Arcuate hypothalamus-derived agouti-related protein (AgRP) and neuropeptide Y (NPY) are critical for maintaining energy homeostasis. Fasting markedly upregulates AgRP/NPY expression and circulating ghrelin, and exogenous ghrelin treatment robustly increases acute food foraging and food intake, and chronic food hoarding behaviors in Siberian hamsters. We previously demonstrated that 3rd ventricular AgRP injection robustly stimulates acute and chronic food hoarding, largely independent of food foraging and intake. By contrast, 3rd ventricular NPY injection increases food foraging, food intake, and food hoarding, but this effect is transient and gone by 24h post-injection. Because of this discrepancy in AgRP/NPY-induced ingestive behaviors, we tested whether selective knockdown of AgRP blocks fasting and ghrelin-induced increases in food hoarding.

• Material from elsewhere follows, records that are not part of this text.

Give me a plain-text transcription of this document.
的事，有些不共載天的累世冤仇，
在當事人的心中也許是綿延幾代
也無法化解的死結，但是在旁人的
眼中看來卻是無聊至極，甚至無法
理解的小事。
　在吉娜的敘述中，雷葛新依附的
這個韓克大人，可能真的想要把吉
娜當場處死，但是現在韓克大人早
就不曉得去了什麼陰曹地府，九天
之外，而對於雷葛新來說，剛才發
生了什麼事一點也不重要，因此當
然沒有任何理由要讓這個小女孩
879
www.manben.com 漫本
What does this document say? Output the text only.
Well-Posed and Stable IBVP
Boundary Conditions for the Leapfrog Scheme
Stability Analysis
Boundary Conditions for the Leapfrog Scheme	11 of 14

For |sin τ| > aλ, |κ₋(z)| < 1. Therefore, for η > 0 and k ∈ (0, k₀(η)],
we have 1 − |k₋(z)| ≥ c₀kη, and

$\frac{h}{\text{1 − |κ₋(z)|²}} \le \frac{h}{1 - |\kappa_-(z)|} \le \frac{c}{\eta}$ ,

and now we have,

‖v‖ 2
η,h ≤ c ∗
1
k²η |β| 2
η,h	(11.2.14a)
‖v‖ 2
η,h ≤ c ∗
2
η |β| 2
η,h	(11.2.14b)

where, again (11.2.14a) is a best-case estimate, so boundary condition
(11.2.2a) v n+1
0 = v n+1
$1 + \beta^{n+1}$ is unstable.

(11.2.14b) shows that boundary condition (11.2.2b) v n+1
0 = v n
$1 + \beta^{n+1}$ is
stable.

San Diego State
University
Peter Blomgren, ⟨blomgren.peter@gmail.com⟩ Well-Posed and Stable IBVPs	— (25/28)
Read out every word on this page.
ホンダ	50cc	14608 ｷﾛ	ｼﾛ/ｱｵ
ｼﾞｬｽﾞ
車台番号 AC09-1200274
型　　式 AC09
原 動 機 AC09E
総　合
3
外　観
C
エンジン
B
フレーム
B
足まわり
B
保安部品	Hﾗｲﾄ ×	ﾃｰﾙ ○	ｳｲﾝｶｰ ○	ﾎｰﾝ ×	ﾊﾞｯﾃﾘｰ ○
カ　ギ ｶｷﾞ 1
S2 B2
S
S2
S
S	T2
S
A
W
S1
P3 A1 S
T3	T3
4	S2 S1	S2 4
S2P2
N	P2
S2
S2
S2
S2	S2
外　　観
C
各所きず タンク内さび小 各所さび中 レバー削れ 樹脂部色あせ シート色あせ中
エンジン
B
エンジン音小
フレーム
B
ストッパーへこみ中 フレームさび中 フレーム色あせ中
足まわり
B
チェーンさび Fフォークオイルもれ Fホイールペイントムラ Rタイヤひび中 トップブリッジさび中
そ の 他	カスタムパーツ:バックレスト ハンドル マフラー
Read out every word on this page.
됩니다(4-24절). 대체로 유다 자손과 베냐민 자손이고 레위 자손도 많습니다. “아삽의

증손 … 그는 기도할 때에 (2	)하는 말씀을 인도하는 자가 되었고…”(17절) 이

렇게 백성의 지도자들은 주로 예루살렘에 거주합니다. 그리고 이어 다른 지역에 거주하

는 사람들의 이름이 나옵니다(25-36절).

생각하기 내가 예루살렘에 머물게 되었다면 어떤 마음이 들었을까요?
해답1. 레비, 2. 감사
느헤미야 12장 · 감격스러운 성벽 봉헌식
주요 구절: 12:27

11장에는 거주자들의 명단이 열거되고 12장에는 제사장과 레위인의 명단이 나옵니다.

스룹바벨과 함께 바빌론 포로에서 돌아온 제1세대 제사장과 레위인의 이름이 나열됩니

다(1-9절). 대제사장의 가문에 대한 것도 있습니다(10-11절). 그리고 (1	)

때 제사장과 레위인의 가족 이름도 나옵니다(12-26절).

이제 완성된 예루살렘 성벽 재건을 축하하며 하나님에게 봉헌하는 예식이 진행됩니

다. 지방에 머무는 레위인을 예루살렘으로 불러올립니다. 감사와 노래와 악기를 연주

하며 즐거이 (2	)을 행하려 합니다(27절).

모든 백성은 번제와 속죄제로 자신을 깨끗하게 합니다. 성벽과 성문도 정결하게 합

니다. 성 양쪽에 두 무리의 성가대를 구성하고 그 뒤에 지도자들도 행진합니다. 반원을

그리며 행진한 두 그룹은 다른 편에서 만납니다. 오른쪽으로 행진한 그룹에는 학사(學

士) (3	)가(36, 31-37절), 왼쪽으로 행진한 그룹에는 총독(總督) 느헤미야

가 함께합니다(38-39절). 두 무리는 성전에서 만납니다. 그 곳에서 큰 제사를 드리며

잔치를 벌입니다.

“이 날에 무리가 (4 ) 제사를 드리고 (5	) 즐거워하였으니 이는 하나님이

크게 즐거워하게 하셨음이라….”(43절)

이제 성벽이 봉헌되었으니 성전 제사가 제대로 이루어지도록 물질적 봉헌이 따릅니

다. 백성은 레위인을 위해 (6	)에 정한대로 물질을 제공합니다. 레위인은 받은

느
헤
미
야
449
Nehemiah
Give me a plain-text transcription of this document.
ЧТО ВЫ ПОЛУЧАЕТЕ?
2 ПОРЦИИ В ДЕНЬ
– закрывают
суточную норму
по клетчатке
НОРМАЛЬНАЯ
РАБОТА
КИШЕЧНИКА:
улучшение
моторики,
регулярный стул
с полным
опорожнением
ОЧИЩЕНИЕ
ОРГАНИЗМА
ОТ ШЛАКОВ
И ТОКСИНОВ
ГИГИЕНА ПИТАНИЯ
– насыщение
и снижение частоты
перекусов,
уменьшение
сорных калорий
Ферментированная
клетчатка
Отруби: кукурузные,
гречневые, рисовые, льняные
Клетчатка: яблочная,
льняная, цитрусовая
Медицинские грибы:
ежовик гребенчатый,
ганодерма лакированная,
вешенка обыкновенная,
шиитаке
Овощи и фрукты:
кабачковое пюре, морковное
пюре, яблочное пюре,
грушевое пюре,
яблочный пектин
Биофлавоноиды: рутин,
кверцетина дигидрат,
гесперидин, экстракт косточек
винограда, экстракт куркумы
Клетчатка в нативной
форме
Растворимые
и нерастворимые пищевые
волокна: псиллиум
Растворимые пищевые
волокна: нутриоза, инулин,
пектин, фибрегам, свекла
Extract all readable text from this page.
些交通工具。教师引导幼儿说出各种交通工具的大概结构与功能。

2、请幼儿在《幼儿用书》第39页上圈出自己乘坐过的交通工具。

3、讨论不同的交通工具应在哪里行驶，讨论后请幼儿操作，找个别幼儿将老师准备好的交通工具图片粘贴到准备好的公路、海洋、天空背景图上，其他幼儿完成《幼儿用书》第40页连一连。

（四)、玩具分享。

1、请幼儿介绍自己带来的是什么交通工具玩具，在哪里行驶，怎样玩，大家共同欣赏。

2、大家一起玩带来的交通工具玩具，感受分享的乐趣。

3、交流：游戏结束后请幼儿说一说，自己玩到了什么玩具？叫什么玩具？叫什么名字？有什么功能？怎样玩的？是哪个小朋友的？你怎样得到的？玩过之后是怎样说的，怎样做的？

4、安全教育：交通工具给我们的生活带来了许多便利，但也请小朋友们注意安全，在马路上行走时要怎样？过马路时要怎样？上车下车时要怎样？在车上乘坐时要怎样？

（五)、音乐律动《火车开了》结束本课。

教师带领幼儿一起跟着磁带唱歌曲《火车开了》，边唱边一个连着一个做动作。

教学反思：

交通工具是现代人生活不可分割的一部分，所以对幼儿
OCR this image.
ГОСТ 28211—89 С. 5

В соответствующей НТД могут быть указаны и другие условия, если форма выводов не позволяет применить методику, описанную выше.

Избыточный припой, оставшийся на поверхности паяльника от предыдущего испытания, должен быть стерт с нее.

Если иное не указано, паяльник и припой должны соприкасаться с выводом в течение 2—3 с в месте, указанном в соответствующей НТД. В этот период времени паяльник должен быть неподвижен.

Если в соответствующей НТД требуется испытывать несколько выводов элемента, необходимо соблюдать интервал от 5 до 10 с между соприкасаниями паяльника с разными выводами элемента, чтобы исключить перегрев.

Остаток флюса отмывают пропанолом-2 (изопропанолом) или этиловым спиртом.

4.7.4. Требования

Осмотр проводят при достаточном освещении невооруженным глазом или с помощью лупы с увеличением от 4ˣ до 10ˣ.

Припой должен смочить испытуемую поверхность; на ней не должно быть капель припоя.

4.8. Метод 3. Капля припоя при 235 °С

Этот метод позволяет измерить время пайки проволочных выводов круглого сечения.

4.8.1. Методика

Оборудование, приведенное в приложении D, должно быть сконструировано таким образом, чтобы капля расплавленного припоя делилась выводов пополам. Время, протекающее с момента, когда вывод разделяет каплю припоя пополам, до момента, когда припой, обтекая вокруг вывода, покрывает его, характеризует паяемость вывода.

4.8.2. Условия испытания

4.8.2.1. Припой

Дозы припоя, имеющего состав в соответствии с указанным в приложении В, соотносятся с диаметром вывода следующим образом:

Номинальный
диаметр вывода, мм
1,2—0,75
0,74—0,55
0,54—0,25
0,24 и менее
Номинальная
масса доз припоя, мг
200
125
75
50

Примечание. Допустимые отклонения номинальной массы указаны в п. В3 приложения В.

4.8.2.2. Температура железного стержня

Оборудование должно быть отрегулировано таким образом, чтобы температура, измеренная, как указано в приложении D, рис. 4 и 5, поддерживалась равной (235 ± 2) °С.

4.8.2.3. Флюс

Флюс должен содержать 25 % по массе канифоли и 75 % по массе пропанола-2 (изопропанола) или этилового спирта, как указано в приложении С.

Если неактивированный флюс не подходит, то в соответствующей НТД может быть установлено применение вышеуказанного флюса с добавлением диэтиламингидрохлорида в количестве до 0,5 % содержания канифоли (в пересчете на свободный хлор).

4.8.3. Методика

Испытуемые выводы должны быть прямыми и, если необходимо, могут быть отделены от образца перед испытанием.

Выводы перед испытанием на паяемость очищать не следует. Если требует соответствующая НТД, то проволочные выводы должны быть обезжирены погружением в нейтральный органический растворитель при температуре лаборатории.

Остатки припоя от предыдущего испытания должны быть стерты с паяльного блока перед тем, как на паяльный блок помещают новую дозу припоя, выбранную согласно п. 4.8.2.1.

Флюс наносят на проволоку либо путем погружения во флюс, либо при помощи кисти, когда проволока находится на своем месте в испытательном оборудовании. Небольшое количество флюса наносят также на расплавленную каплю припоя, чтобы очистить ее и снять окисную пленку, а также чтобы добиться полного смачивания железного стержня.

AgRP gene knockdown by a novel DICER small interfering RNA (AgRP-DsiRNA) blocked food-deprivation induced increases in AgRP expression, but had no effect on NPY expression. AgRP-DsiRNA attenuated acute (1day), and significantly decreased chronic (4–6days), food deprivation-induced increases in food hoarding. In addition, AgRP-DsiRNA treatment blocked exogenous ghrelin-induced increases in food hoarding through day 3, but had no effect on basal food foraging, food intake, or food hoarding prior to ghrelin treatment. Lastly, chronic AgRP knockdown had no effect on body mass, fat mass, or lean mass in either food deprived or ad libitum fed hamsters. These data collectively suggest that the prolonged increase in food hoarding behavior following energetic challenges, and food deprivation especially, is primarily regulated by downstream AgRP signaling.